FALLEN asbestos producing giant, Shabanie Mashava Mines Holdings (SMM Holdings) has entered into an agreement to shed off its 43.22 % stake in rubber and chemicals producer, General Beltings Holdings Limited (GB).

SMM, formerly owned by South Africa based Zimbabwe businessman Mutumwa Mawere, has since reported plans to dispose of land and properties it owns to help pay off debts and recapitalise to resume operations.

The company was mothballed nearly 15 years ago and placed under the management of an administrator due to massively choking debts mainly owed to government.

Restarting operations has remained a dream due to slow and complicated procedures, legal and otherwise, that have had to be followed.

As part of the restructuring process under the Reconstruction of State Indebted Insolvent Companies, the government became a major shareholder in the firm following a debt to equity conversion, taking control from Mawere.

In a cautionary statement issued to shareholders, GB company secretary, Patrick Munyanyi revealed that the suitor is a third party representing a consortium of local businesspeople.

“Shareholders and the investing public are hereby advised that the Company has received notice that its major shareholder SMM Holdings (Private) Limited have entered negotiations for a sale and Purchase Agreement with a third party for the entire 43.22 % shareholding in the company,” he said.
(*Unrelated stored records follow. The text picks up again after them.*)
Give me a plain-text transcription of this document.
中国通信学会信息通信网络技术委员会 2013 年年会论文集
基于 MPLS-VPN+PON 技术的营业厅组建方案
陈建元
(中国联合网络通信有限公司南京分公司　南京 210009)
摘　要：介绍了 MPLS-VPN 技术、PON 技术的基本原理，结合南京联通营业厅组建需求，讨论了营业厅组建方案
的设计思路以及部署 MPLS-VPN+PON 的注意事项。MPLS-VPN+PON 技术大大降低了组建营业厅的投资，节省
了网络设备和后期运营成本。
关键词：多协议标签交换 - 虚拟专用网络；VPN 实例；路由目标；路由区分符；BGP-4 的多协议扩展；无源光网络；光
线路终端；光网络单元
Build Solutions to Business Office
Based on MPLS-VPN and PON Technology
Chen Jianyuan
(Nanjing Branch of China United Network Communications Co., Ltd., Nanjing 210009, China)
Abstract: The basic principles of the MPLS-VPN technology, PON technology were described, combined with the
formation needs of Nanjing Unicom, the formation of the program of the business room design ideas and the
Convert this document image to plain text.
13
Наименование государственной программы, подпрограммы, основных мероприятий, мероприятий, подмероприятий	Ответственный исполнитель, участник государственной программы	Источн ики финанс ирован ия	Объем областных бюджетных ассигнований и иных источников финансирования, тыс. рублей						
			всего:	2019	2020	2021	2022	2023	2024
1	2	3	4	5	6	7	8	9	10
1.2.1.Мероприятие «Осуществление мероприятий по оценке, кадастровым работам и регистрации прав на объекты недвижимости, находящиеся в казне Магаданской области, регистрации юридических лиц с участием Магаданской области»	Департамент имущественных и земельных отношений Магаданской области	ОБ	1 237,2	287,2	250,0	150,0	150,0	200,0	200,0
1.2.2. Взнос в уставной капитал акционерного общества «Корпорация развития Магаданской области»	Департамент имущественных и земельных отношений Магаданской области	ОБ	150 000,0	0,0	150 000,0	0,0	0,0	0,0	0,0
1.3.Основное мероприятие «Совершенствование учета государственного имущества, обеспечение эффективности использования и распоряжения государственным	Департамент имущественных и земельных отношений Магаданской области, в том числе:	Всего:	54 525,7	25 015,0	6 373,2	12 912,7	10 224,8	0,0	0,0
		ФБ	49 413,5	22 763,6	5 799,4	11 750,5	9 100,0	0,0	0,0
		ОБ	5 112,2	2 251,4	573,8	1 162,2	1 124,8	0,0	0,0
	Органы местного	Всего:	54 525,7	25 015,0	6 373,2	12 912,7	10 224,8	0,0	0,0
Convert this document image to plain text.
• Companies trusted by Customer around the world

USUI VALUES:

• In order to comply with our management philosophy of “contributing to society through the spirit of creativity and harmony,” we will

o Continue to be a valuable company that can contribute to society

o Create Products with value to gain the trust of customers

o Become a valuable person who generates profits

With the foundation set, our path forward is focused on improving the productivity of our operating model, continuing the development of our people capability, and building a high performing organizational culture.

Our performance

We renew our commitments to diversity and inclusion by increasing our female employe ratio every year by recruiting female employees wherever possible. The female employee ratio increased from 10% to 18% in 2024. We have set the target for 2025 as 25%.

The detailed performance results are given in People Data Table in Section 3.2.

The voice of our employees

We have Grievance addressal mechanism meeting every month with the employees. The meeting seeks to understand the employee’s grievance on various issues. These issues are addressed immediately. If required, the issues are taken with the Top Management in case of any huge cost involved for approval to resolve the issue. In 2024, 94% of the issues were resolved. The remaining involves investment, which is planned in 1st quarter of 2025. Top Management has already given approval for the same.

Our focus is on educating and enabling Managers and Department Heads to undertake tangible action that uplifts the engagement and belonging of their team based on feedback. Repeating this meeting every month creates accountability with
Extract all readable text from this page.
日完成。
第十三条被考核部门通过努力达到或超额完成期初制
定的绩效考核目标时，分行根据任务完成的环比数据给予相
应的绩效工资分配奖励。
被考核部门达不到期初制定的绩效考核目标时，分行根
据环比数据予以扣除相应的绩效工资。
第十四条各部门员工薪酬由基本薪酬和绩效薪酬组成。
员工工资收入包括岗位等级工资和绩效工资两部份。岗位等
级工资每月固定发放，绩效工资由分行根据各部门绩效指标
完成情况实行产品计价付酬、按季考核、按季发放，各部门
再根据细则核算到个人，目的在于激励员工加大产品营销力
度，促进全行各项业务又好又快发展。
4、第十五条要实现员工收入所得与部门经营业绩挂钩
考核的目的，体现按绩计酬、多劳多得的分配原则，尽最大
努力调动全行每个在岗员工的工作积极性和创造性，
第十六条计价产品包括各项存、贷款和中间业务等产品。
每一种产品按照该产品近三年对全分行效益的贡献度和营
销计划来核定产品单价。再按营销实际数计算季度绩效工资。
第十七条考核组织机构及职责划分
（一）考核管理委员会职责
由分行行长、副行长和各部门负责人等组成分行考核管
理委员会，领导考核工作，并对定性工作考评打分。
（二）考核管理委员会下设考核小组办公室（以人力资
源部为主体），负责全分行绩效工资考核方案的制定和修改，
He said the envisaged transaction may have a material effect on the price of company shares and warned shareholders and the investing public to exercise caution when dealing in the shares of the company.

GB’s financial statement for the period ended December 31 2019 shows that volumes declined by 36 % at 636 tonnes when compared with the prior year same period due to reduced activity in the first quarter of 2019 as the business remodelled in the wake of multiple statutory promulgations.

On an inflation adjusted basis turnover at $49 million was a 40% increase compared to prior year’s same period $35 million due to improved internal efficiencies, a favourable product mix at the Chemicals Division and benefits from technical partnerships.

Continued monitoring of pricing models in relation to cost volatility enabled the company to gain more ground in the mining sector while at the same time consolidated its market position in the Chemicals division.